Kaz Gozdz

Kazimierz (Kaz) Gozdz, Ph.D.

Kaz Profile 1

Kazimeirz “Kaz” Gozdz is the principle at Helix Group, an organizational development company based in Alamo, California.

Kaz is a founding member of the Society for Organizational Learning (SoL), originally the MIT Center for Organizational Learning (OLC) where he started in 1994 as a Researcher, given latitude and encouragement to research and explore the emerging concept of learning communities. He was living in Menlo Park, California at the time, working on his Ph.D. in transpersonal psychology, and commuting to Boston for his internship at the OLC.

Preferring applied research, he comes from the pragmatist tradition, applying theory, testing it in real world situations, and validating truth claims through direct experience. He has a constructivist view and was trained as a practitioner to be anti-skeptical, believing it is best to proceed with some degree of confidence with what he’s come to know and shift his thinking as he discovers where he is wrong or the truth he is acting on is partial.

Before arriving at the OLC, he had spent nearly a decade practicing with Scott Peck and others trained by him to lead individuals, groups and organizations through a set of community-building practices that facilitate groups to function at a higher developmental level integration than their cultural norm.

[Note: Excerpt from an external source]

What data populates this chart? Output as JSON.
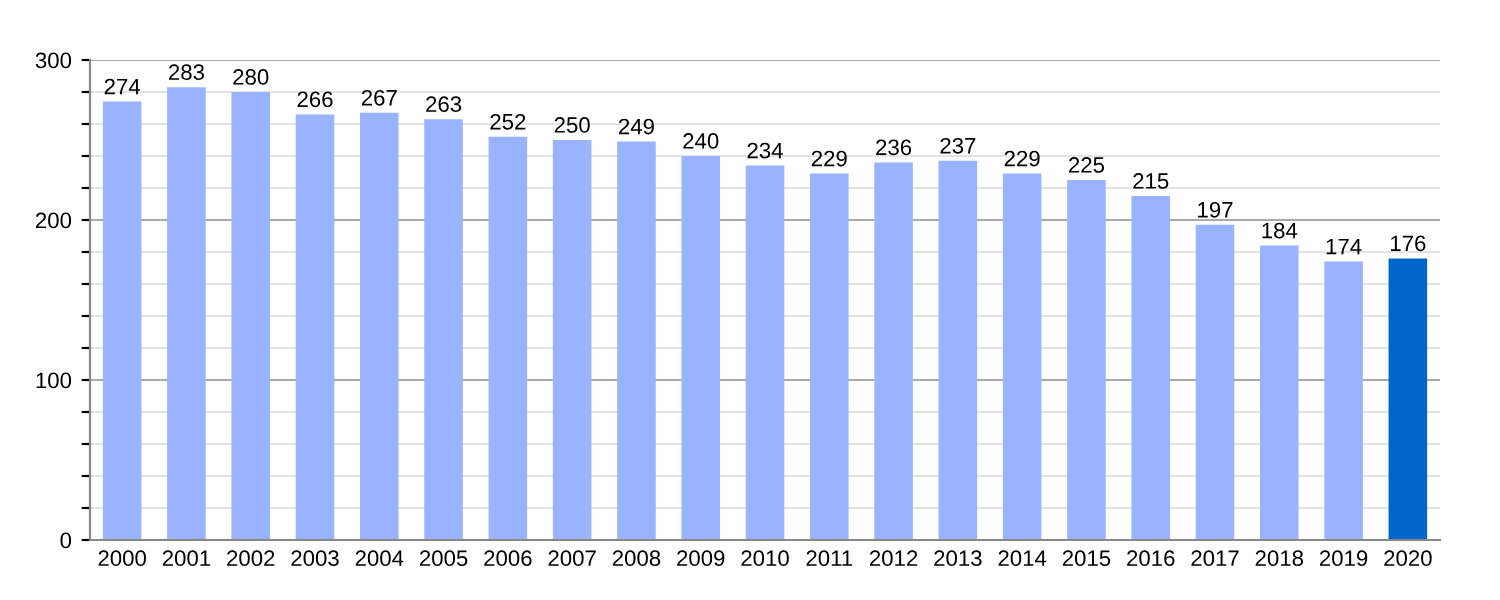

In the early through late 1990’s he worked with Michael Ray, then Professor of Creativity and Innovation and Marketing at Stanford’s Graduate School of Business, as a collaborator in designing and teaching the “New Paradigm in Business” class.

Another contributor to his work was Willis Harman, a former Stanford engineering professor who was then the President of the Institute of Noetic Sciences, and also a member of the World Business Academy. Harman’s Center for Educational Policy Research and Center for the Study of Social Policy at SRI International had produced groundbreaking studies on the kinds of educational processes needed for long-term, sustainable economic and social systems. His book, Global Mind Change, offered a clear understanding of the kind of paradigm shift we need.

Kaz worked with The Decurion Corporation for a decade as the architect of their transformation into a developmental learning organization.  After Decurion he has gone on to work with other large and small businesses.

With Joseph Jaworski Kaz helped to develop the Generon International Practice Model, and was part of the dialogue that became the book, Source, the inner path to knowledge creation.

At this point in his career, Kaz is integrating his accumulated knowledge and experience into a program that he hopes to share with others who are ready for a new paradigm of business and learning.